A análise de Nelson Pires, General Manager da Jaba Recordati
O novo barómetro da Executive Digest demonstra bem a tranquilidade e confiança dos líderes no futuro do nosso País. Talvez o silêncio dos actuais decisores políticos esteja a estimular esta aura de que a economia privada é um factor fundamental para o bem estar social. Um motor da mobilidade do elevador social, para a geração de riqueza e aumento da produtividade, para a tranquilidade das corporações…

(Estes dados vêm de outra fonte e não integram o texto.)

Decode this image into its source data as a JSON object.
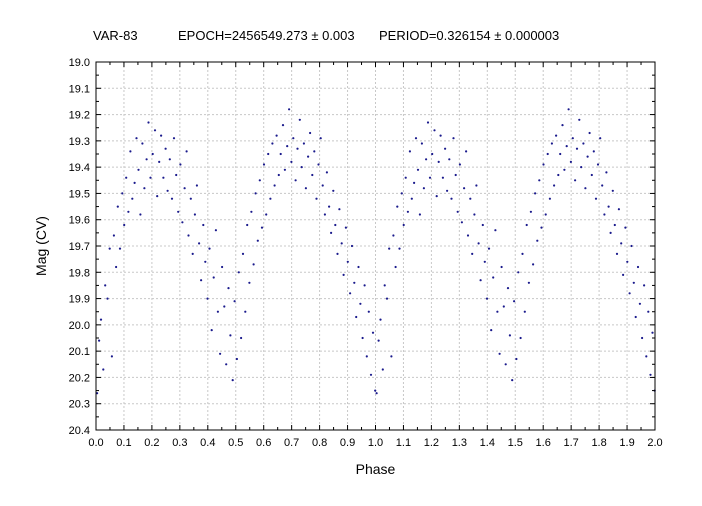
{
  "chart_data": {
    "type": "scatter",
    "title_parts": [
      "VAR-83",
      "EPOCH=2456549.273 ± 0.003",
      "PERIOD=0.326154 ± 0.000003"
    ],
    "xlabel": "Phase",
    "ylabel": "Mag (CV)",
    "xlim": [
      0.0,
      2.0
    ],
    "ylim": [
      19.0,
      20.4
    ],
    "y_inverted": true,
    "grid": true,
    "x_ticks": [
      "0.0",
      "0.1",
      "0.2",
      "0.3",
      "0.4",
      "0.5",
      "0.6",
      "0.7",
      "0.8",
      "0.9",
      "1.0",
      "1.1",
      "1.2",
      "1.3",
      "1.4",
      "1.5",
      "1.6",
      "1.7",
      "1.8",
      "1.9",
      "2.0"
    ],
    "y_ticks": [
      "19.0",
      "19.1",
      "19.2",
      "19.3",
      "19.4",
      "19.5",
      "19.6",
      "19.7",
      "19.8",
      "19.9",
      "20.0",
      "20.1",
      "20.2",
      "20.3",
      "20.4"
    ],
    "marker_color": "#1a1a8c",
    "grid_color": "#c8c8c8",
    "series": [
      {
        "points": [
          [
            0.004,
            20.26
          ],
          [
            0.011,
            20.06
          ],
          [
            0.018,
            19.98
          ],
          [
            0.026,
            20.17
          ],
          [
            0.033,
            19.85
          ],
          [
            0.041,
            19.9
          ],
          [
            0.049,
            19.71
          ],
          [
            0.057,
            20.12
          ],
          [
            0.064,
            19.66
          ],
          [
            0.072,
            19.78
          ],
          [
            0.078,
            19.55
          ],
          [
            0.086,
            19.71
          ],
          [
            0.094,
            19.5
          ],
          [
            0.101,
            19.62
          ],
          [
            0.108,
            19.44
          ],
          [
            0.116,
            19.57
          ],
          [
            0.123,
            19.34
          ],
          [
            0.13,
            19.52
          ],
          [
            0.138,
            19.46
          ],
          [
            0.145,
            19.29
          ],
          [
            0.152,
            19.41
          ],
          [
            0.159,
            19.58
          ],
          [
            0.166,
            19.31
          ],
          [
            0.173,
            19.48
          ],
          [
            0.181,
            19.37
          ],
          [
            0.188,
            19.23
          ],
          [
            0.195,
            19.44
          ],
          [
            0.203,
            19.35
          ],
          [
            0.211,
            19.26
          ],
          [
            0.219,
            19.51
          ],
          [
            0.226,
            19.38
          ],
          [
            0.233,
            19.28
          ],
          [
            0.241,
            19.44
          ],
          [
            0.249,
            19.33
          ],
          [
            0.256,
            19.49
          ],
          [
            0.264,
            19.37
          ],
          [
            0.272,
            19.52
          ],
          [
            0.279,
            19.29
          ],
          [
            0.287,
            19.43
          ],
          [
            0.294,
            19.57
          ],
          [
            0.302,
            19.39
          ],
          [
            0.309,
            19.61
          ],
          [
            0.317,
            19.48
          ],
          [
            0.324,
            19.34
          ],
          [
            0.331,
            19.66
          ],
          [
            0.339,
            19.52
          ],
          [
            0.346,
            19.73
          ],
          [
            0.354,
            19.58
          ],
          [
            0.361,
            19.47
          ],
          [
            0.369,
            19.69
          ],
          [
            0.376,
            19.83
          ],
          [
            0.384,
            19.62
          ],
          [
            0.391,
            19.76
          ],
          [
            0.399,
            19.9
          ],
          [
            0.406,
            19.71
          ],
          [
            0.414,
            20.02
          ],
          [
            0.421,
            19.82
          ],
          [
            0.429,
            19.64
          ],
          [
            0.436,
            19.95
          ],
          [
            0.444,
            20.11
          ],
          [
            0.451,
            19.78
          ],
          [
            0.459,
            19.93
          ],
          [
            0.466,
            20.15
          ],
          [
            0.474,
            19.86
          ],
          [
            0.481,
            20.04
          ],
          [
            0.489,
            20.21
          ],
          [
            0.496,
            19.91
          ],
          [
            0.504,
            20.13
          ],
          [
            0.511,
            19.8
          ],
          [
            0.519,
            20.05
          ],
          [
            0.526,
            19.73
          ],
          [
            0.534,
            19.95
          ],
          [
            0.541,
            19.62
          ],
          [
            0.549,
            19.84
          ],
          [
            0.556,
            19.57
          ],
          [
            0.564,
            19.77
          ],
          [
            0.571,
            19.5
          ],
          [
            0.579,
            19.68
          ],
          [
            0.586,
            19.45
          ],
          [
            0.594,
            19.63
          ],
          [
            0.601,
            19.39
          ],
          [
            0.609,
            19.58
          ],
          [
            0.616,
            19.35
          ],
          [
            0.624,
            19.52
          ],
          [
            0.631,
            19.31
          ],
          [
            0.639,
            19.47
          ],
          [
            0.646,
            19.28
          ],
          [
            0.654,
            19.43
          ],
          [
            0.661,
            19.35
          ],
          [
            0.669,
            19.24
          ],
          [
            0.676,
            19.41
          ],
          [
            0.684,
            19.32
          ],
          [
            0.691,
            19.18
          ],
          [
            0.699,
            19.38
          ],
          [
            0.706,
            19.29
          ],
          [
            0.714,
            19.45
          ],
          [
            0.721,
            19.33
          ],
          [
            0.729,
            19.22
          ],
          [
            0.736,
            19.4
          ],
          [
            0.744,
            19.31
          ],
          [
            0.751,
            19.48
          ],
          [
            0.759,
            19.36
          ],
          [
            0.766,
            19.27
          ],
          [
            0.774,
            19.43
          ],
          [
            0.781,
            19.34
          ],
          [
            0.789,
            19.52
          ],
          [
            0.796,
            19.39
          ],
          [
            0.804,
            19.29
          ],
          [
            0.811,
            19.47
          ],
          [
            0.819,
            19.58
          ],
          [
            0.826,
            19.42
          ],
          [
            0.834,
            19.55
          ],
          [
            0.841,
            19.65
          ],
          [
            0.849,
            19.49
          ],
          [
            0.856,
            19.62
          ],
          [
            0.864,
            19.73
          ],
          [
            0.871,
            19.56
          ],
          [
            0.879,
            19.69
          ],
          [
            0.886,
            19.81
          ],
          [
            0.894,
            19.63
          ],
          [
            0.901,
            19.76
          ],
          [
            0.909,
            19.88
          ],
          [
            0.916,
            19.7
          ],
          [
            0.924,
            19.84
          ],
          [
            0.931,
            19.97
          ],
          [
            0.939,
            19.78
          ],
          [
            0.946,
            19.92
          ],
          [
            0.954,
            20.05
          ],
          [
            0.961,
            19.85
          ],
          [
            0.969,
            20.12
          ],
          [
            0.976,
            19.95
          ],
          [
            0.984,
            20.19
          ],
          [
            0.991,
            20.03
          ],
          [
            0.999,
            20.25
          ]
        ]
      }
    ]
  }
}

Julgo que, finalmente, os líderes empresariais, neste período do ano, começam a desinteressar-se do Orçamento de Estado e a interessar-se pela economia, pelas cadeias de produção, pela gestão do talento, pela matriz de federação europeia (e não nacionalista), pela inovação como factor diferenciador, pela diversificação energética, pelo entendimento da importância da marca num mundo global, pela compreensão do conceito de “coopetição” num mercado pequeno, pela regulação extrema… Em lugar de estarmos todos de “mão estendida” à espera do Estado, que em Novembro de cada ano promete distribuir ou subtrair aos segmentos sociais e económicos através do orçamento de estado. Por esta “indulgência empresarial” se compreende que a maioria dos líderes confia num crescimento de pelo menos 2.1% da economia no próximo ano. Ou que 95% dos líderes antecipem que as suas organizações irão crescer em 2025, sendo que 37% crescerá acima de 10%. Por terem lucros (palavra que alguns odeiam), 69% das organizações irão reinvestir nos seus negócios e nas suas pessoas, o que torna fundamental a política fiscal de reinvestimento dos lucros. Porque em 2024, 72% das empresas atingiram ou superaram os seus objectivos. Tudo porque 95% dos líderes está confiante e/ou muito confiante no desempenho para o próximo ano. Num ano de instabilidade política, a economia está confiante. “Italianizou-se” e vive bem com o Estado, com qualquer ideologia e/ou modelo geométrico que saia das eleições. É o abandono da economia em relação à política. Tendo o seu rumo estratégico traçado e definido. Bem assente nas conclusões do “relatório Draghi”.
Finalmente entendemos!!!
Testemunho publicado na edição de Dezembro (nº. 225) da Executive Digest, no âmbito da XXXIX edição do seu Barómetro.